By Erik Luna
In order to raise money for the Boys and Girls Club, local artists collaborated in the “Who Remembers in East LA? The Yearbook Exhibit” last Thursday at Cities Restaurant.
Self-proclaimed East Los Angeles historian and host of the event Victor Felix has made it his mission to educate the youth and bring a positive perspective to East LA.
In order to spread his message, Felix has turned to social media. His Facebook page “Who remembers in East LA?” has garnished a dedicated following with constant posts about East LA and its surrounding communities.
Classic custom made cars lined the streets of Avenida Cesar Chavez while Doo-wop could be heard a block away. Passing cars would honk in appreciation of the automotive art display.
“Forget about the stereotype that East LA is all about gangs – it’s not. People don’t know what we have underneath our nose,” Felix said. “The bottom line is that if people realize and take pride and ownership of what we have, I think East LA would be a better community.”
Artists displayed their work inside the restaurant and outside, as artist Robert Vargas painted murals of artists Johnny Vatos of Oingo Boingo and Ofelia Esparza.
Participating artist and former East Los Angeles College Campus News photographer Eddie Ruvalcaba said that the event was a small step in furthering the education of the youth.
“It’s all about the kids. They are the future and this is why we’re here. It’s an investment into the future,” Ruvalcaba said. “This is an amazing thing. To see the community come together in support of the Boys and Girls club.”
Ruvalcaba, who teaches photography at the Boyle Heights Boys and Girls club, described the collaboration of the artists at the exhibit as a crucial part in influencing up-and-coming artists in the community.
“We were influenced by the art of the ‘70s and the murals that were around and the music,” Ruvalcaba said. “That was a major influence on us. So I think the artists here today will be influencing the future generation, because the art just keeps expanding.”

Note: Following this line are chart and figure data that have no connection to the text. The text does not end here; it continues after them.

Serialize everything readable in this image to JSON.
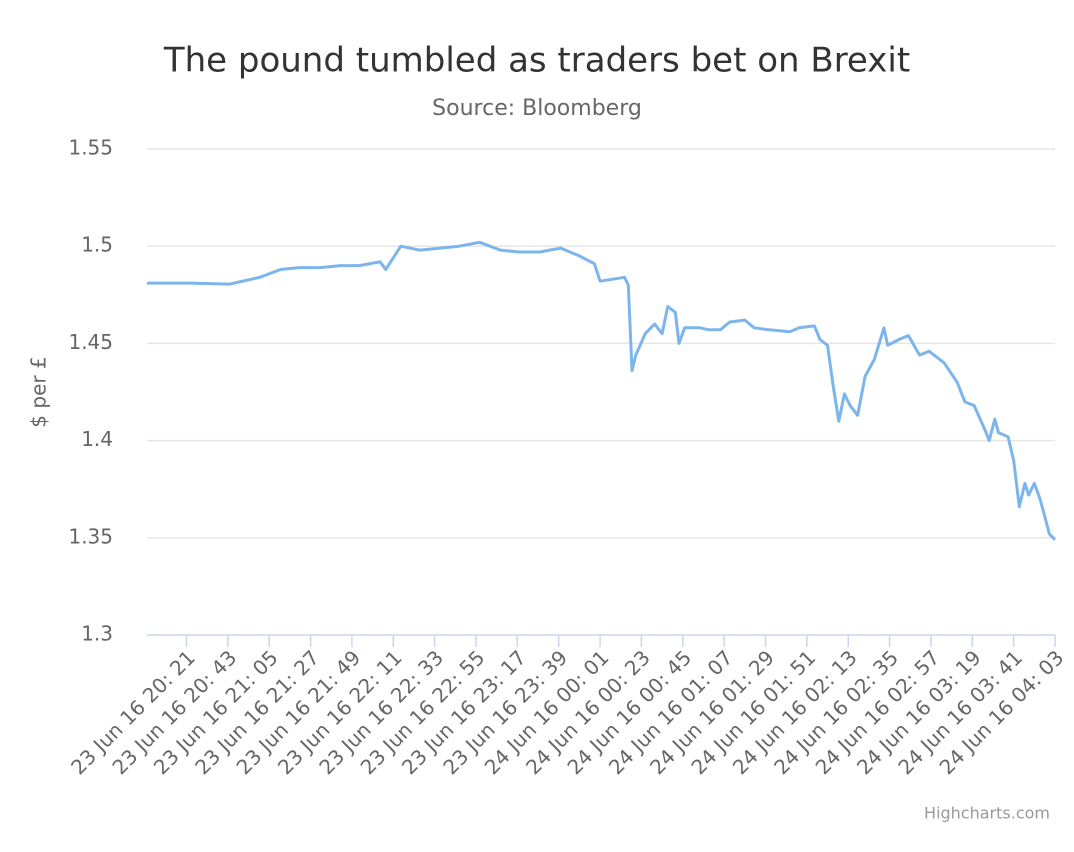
{
  "chart_data": {
    "type": "line",
    "title": "The pound tumbled as traders bet on Brexit",
    "subtitle": "Source: Bloomberg",
    "y_label": "$ per £",
    "credits": "Highcharts.com",
    "color": "#7cb5ec",
    "grid": true,
    "ylim": [
      1.3,
      1.55
    ],
    "yticks": [
      1.3,
      1.35,
      1.4,
      1.45,
      1.5,
      1.55
    ],
    "xlim": [
      "2016-06-23T20:00",
      "2016-06-24T04:03"
    ],
    "xticks": [
      {
        "value": "2016-06-23T20:21",
        "label": "23 Jun 16 20: 21"
      },
      {
        "value": "2016-06-23T20:43",
        "label": "23 Jun 16 20: 43"
      },
      {
        "value": "2016-06-23T21:05",
        "label": "23 Jun 16 21: 05"
      },
      {
        "value": "2016-06-23T21:27",
        "label": "23 Jun 16 21: 27"
      },
      {
        "value": "2016-06-23T21:49",
        "label": "23 Jun 16 21: 49"
      },
      {
        "value": "2016-06-23T22:11",
        "label": "23 Jun 16 22: 11"
      },
      {
        "value": "2016-06-23T22:33",
        "label": "23 Jun 16 22: 33"
      },
      {
        "value": "2016-06-23T22:55",
        "label": "23 Jun 16 22: 55"
      },
      {
        "value": "2016-06-23T23:17",
        "label": "23 Jun 16 23: 17"
      },
      {
        "value": "2016-06-23T23:39",
        "label": "23 Jun 16 23: 39"
      },
      {
        "value": "2016-06-24T00:01",
        "label": "24 Jun 16 00: 01"
      },
      {
        "value": "2016-06-24T00:23",
        "label": "24 Jun 16 00: 23"
      },
      {
        "value": "2016-06-24T00:45",
        "label": "24 Jun 16 00: 45"
      },
      {
        "value": "2016-06-24T01:07",
        "label": "24 Jun 16 01: 07"
      },
      {
        "value": "2016-06-24T01:29",
        "label": "24 Jun 16 01: 29"
      },
      {
        "value": "2016-06-24T01:51",
        "label": "24 Jun 16 01: 51"
      },
      {
        "value": "2016-06-24T02:13",
        "label": "24 Jun 16 02: 13"
      },
      {
        "value": "2016-06-24T02:35",
        "label": "24 Jun 16 02: 35"
      },
      {
        "value": "2016-06-24T02:57",
        "label": "24 Jun 16 02: 57"
      },
      {
        "value": "2016-06-24T03:19",
        "label": "24 Jun 16 03: 19"
      },
      {
        "value": "2016-06-24T03:41",
        "label": "24 Jun 16 03: 41"
      },
      {
        "value": "2016-06-24T04:03",
        "label": "24 Jun 16 04: 03"
      }
    ],
    "x": [
      "2016-06-23T20:00",
      "2016-06-23T20:23",
      "2016-06-23T20:44",
      "2016-06-23T21:00",
      "2016-06-23T21:11",
      "2016-06-23T21:21",
      "2016-06-23T21:32",
      "2016-06-23T21:43",
      "2016-06-23T21:53",
      "2016-06-23T22:04",
      "2016-06-23T22:07",
      "2016-06-23T22:15",
      "2016-06-23T22:25",
      "2016-06-23T22:36",
      "2016-06-23T22:46",
      "2016-06-23T22:57",
      "2016-06-23T23:08",
      "2016-06-23T23:18",
      "2016-06-23T23:29",
      "2016-06-23T23:40",
      "2016-06-23T23:50",
      "2016-06-23T23:58",
      "2016-06-24T00:01",
      "2016-06-24T00:14",
      "2016-06-24T00:16",
      "2016-06-24T00:18",
      "2016-06-24T00:20",
      "2016-06-24T00:25",
      "2016-06-24T00:30",
      "2016-06-24T00:34",
      "2016-06-24T00:37",
      "2016-06-24T00:41",
      "2016-06-24T00:43",
      "2016-06-24T00:46",
      "2016-06-24T00:54",
      "2016-06-24T00:59",
      "2016-06-24T01:05",
      "2016-06-24T01:10",
      "2016-06-24T01:18",
      "2016-06-24T01:23",
      "2016-06-24T01:31",
      "2016-06-24T01:42",
      "2016-06-24T01:47",
      "2016-06-24T01:55",
      "2016-06-24T01:58",
      "2016-06-24T02:02",
      "2016-06-24T02:05",
      "2016-06-24T02:08",
      "2016-06-24T02:11",
      "2016-06-24T02:14",
      "2016-06-24T02:18",
      "2016-06-24T02:22",
      "2016-06-24T02:27",
      "2016-06-24T02:32",
      "2016-06-24T02:34",
      "2016-06-24T02:40",
      "2016-06-24T02:45",
      "2016-06-24T02:51",
      "2016-06-24T02:56",
      "2016-06-24T03:04",
      "2016-06-24T03:11",
      "2016-06-24T03:15",
      "2016-06-24T03:20",
      "2016-06-24T03:26",
      "2016-06-24T03:28",
      "2016-06-24T03:31",
      "2016-06-24T03:33",
      "2016-06-24T03:38",
      "2016-06-24T03:41",
      "2016-06-24T03:44",
      "2016-06-24T03:47",
      "2016-06-24T03:49",
      "2016-06-24T03:52",
      "2016-06-24T03:55",
      "2016-06-24T03:57",
      "2016-06-24T04:00",
      "2016-06-24T04:03"
    ],
    "values": [
      1.481,
      1.481,
      1.4805,
      1.484,
      1.488,
      1.489,
      1.489,
      1.49,
      1.49,
      1.492,
      1.488,
      1.5,
      1.498,
      1.499,
      1.5,
      1.502,
      1.498,
      1.497,
      1.497,
      1.499,
      1.495,
      1.491,
      1.482,
      1.484,
      1.48,
      1.436,
      1.444,
      1.455,
      1.46,
      1.455,
      1.469,
      1.466,
      1.45,
      1.458,
      1.458,
      1.457,
      1.457,
      1.461,
      1.462,
      1.458,
      1.457,
      1.456,
      1.458,
      1.459,
      1.452,
      1.449,
      1.428,
      1.41,
      1.424,
      1.418,
      1.413,
      1.433,
      1.442,
      1.458,
      1.449,
      1.452,
      1.454,
      1.444,
      1.446,
      1.44,
      1.43,
      1.42,
      1.418,
      1.405,
      1.4,
      1.411,
      1.404,
      1.402,
      1.39,
      1.366,
      1.378,
      1.372,
      1.378,
      1.37,
      1.363,
      1.352,
      1.349
    ]
  }
}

Alongside the artists, musicians and coordinators that were inside displaying their work, car club members were outside displaying their cars.
Members of Klique East LA, a car club that started in 1964, reminisced and reflected on how things had changed.
“It isn’t bringing hoodlums together, but it’s expressing what we believe in friendship and family,” Klique member Cesar Lopez said alongside his friends and club members. “One thing you can notice is that there are a lot of different plaques here. There are a lot of different car clubs that are coming together now, [which] back in the day you couldn’t see that. It’s more united and family oriented,” Klique member Sammy Hess said.
The members of Klique East LA said that they are trying to put together a fundraiser to help out underprivileged children. One idea that was already planned was to have one at ELAC, yet it was scrapped at the last minute.
Felix, who dedicated the night to his son Isaac and in memory of his friend Ronald Lopez who died early last year, said that it was a small step in improving the neighborhood.
“I want to take it to a different level. I want to get the kids involved. I want to get the local high schools and colleges involved so they can display their works,” Felix said. “They are the future of thecommunity and I would love to unite the older generation with the new generation.”
This article has 3 Comments
Love the article. Being raised in ELA,I appreciate the talent. I graduated from Garfield HS in 1968, and was in the middle of this cultural revolution. Vietnam war, walkouts, car clubs, cruising the Blvd.and the artists. Keep up the good work for a great cause. And for the pride of all of us.
Thank you, Magdalena. The writer of this article is actually a Garfield HS alum. Glad you enjoyed the article.
Thank you tge interviews keep up the good work.hope to see you are club functions.club meetings at Montebello park.next Sunday.